Совершенного одиночества, которого искала здесь Женевьев, было в избытке, хотя с годами оно делалось менее совершенным: когда она нашла это место, здесь было четыре дома, из которых два были необитаемы, а два других принадлежали местным крестьянам – один сосед, кроме виноградника, держал механическую мастерскую, а у второго было стадо овец. Женевьев купила один из пустующих домов. Механик и пастух не нарушали вольного одиночества Женевьев, встречаясь на дорожке, кивали Женевьев и в друзья не навязывались.

Механик был неприветлив и с виду простоват. Пастух был совсем не прост – он был монах, провел в монастырском уединении много лет и вернулся домой, когда его старики родители обветшали.

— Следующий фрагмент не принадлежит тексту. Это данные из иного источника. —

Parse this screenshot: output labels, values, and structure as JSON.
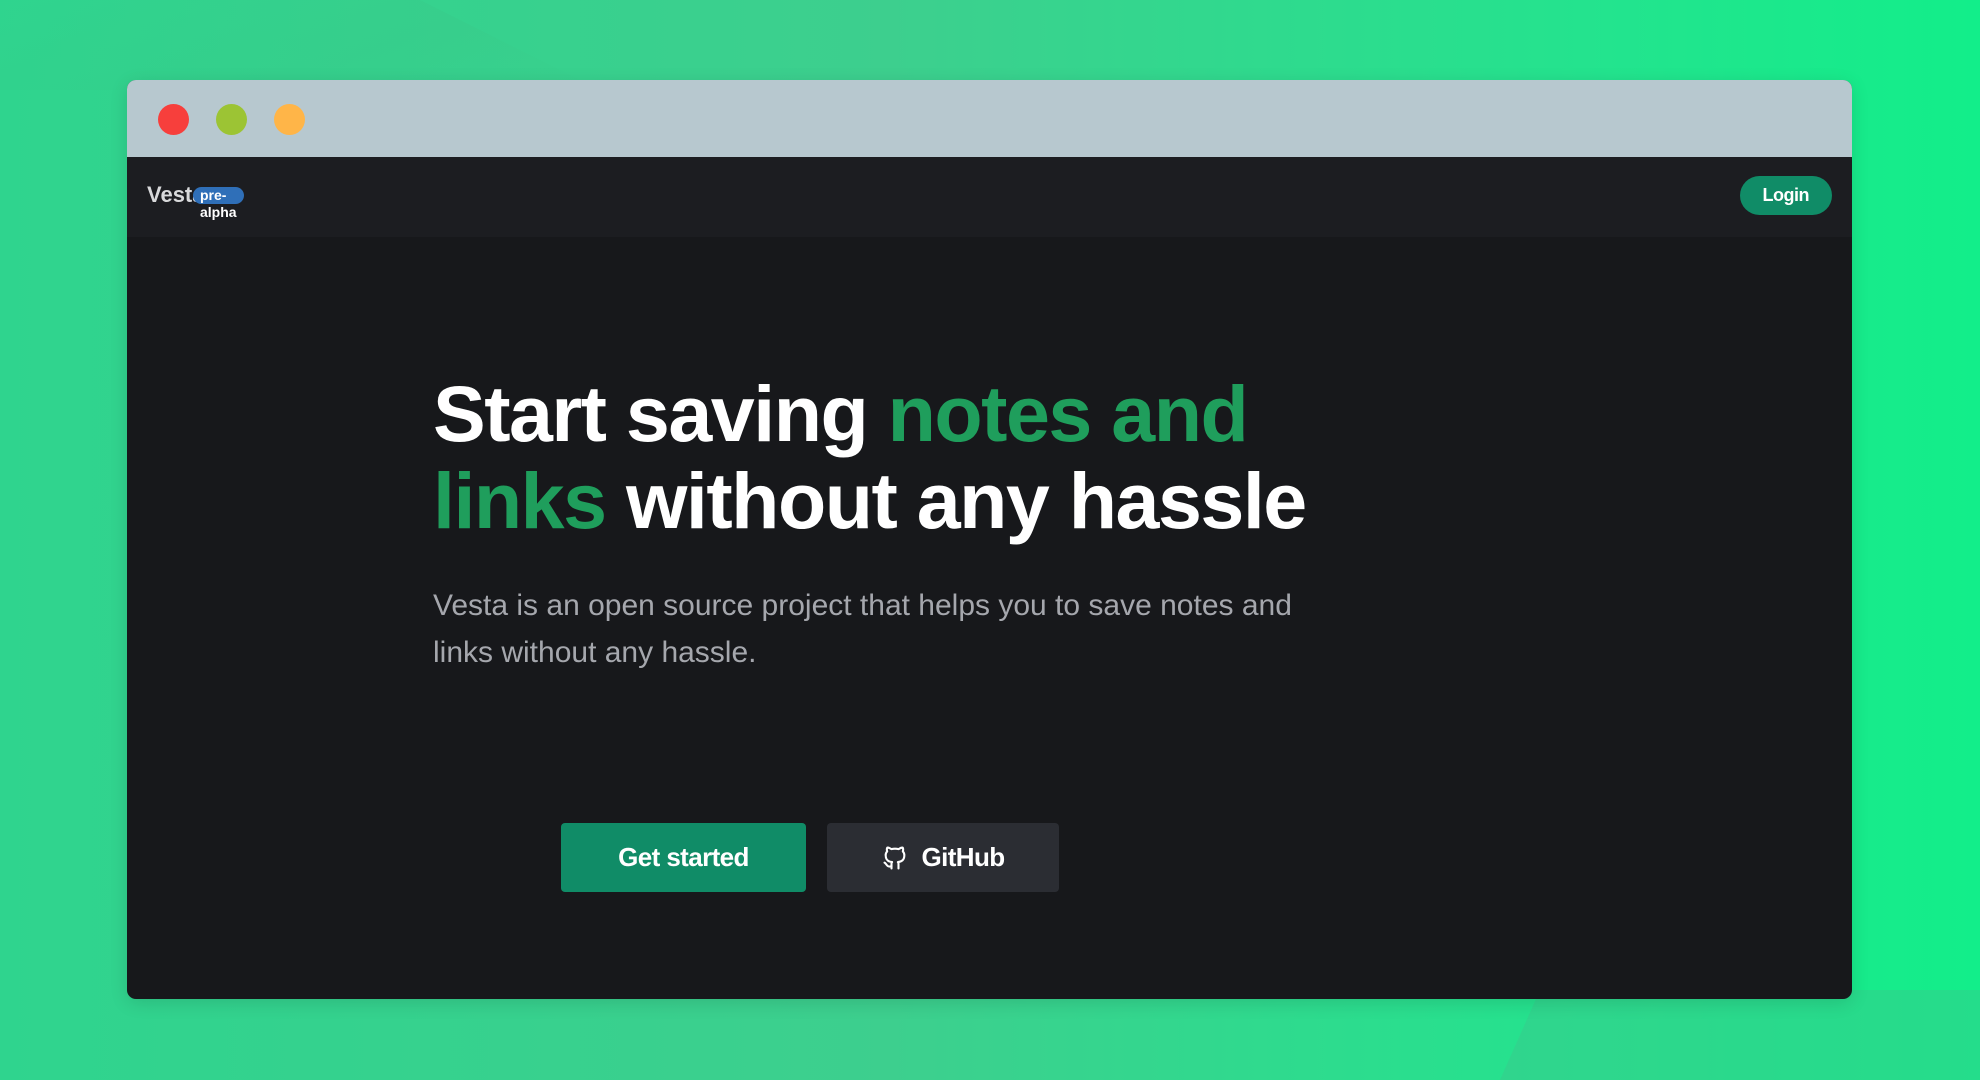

Часовенка, стоявшая между четырьмя домами, была закрыта. Когда я к ней подошла и заглянула в окошко, то увидела на беленой стене позади престола рублевскую Троицу. Женевьев, атеистка на французский интеллектуальный манер, объяснила мне, что монах этот весьма причудливых верований, склонен к православию, не пользуется благосклонностью церковного начальства и, хотя в этой округе большой дефицит священников, его никогда не приглашают в соседние пустующие храмы, и он служит мессу изредка только в этой игрушечной часовне – для Господа Бога и своей матери. Семья механика на его мессу не ходит, считая ее «неправильной»... Я тогда подумала, что странно так далеко уехать из дому, чтобы столкнуться с проблемами, которые представлялись мне чисто русскими. Впрочем, пастуха я в тот год не видела, поскольку он пас свое стадо где-то в горах...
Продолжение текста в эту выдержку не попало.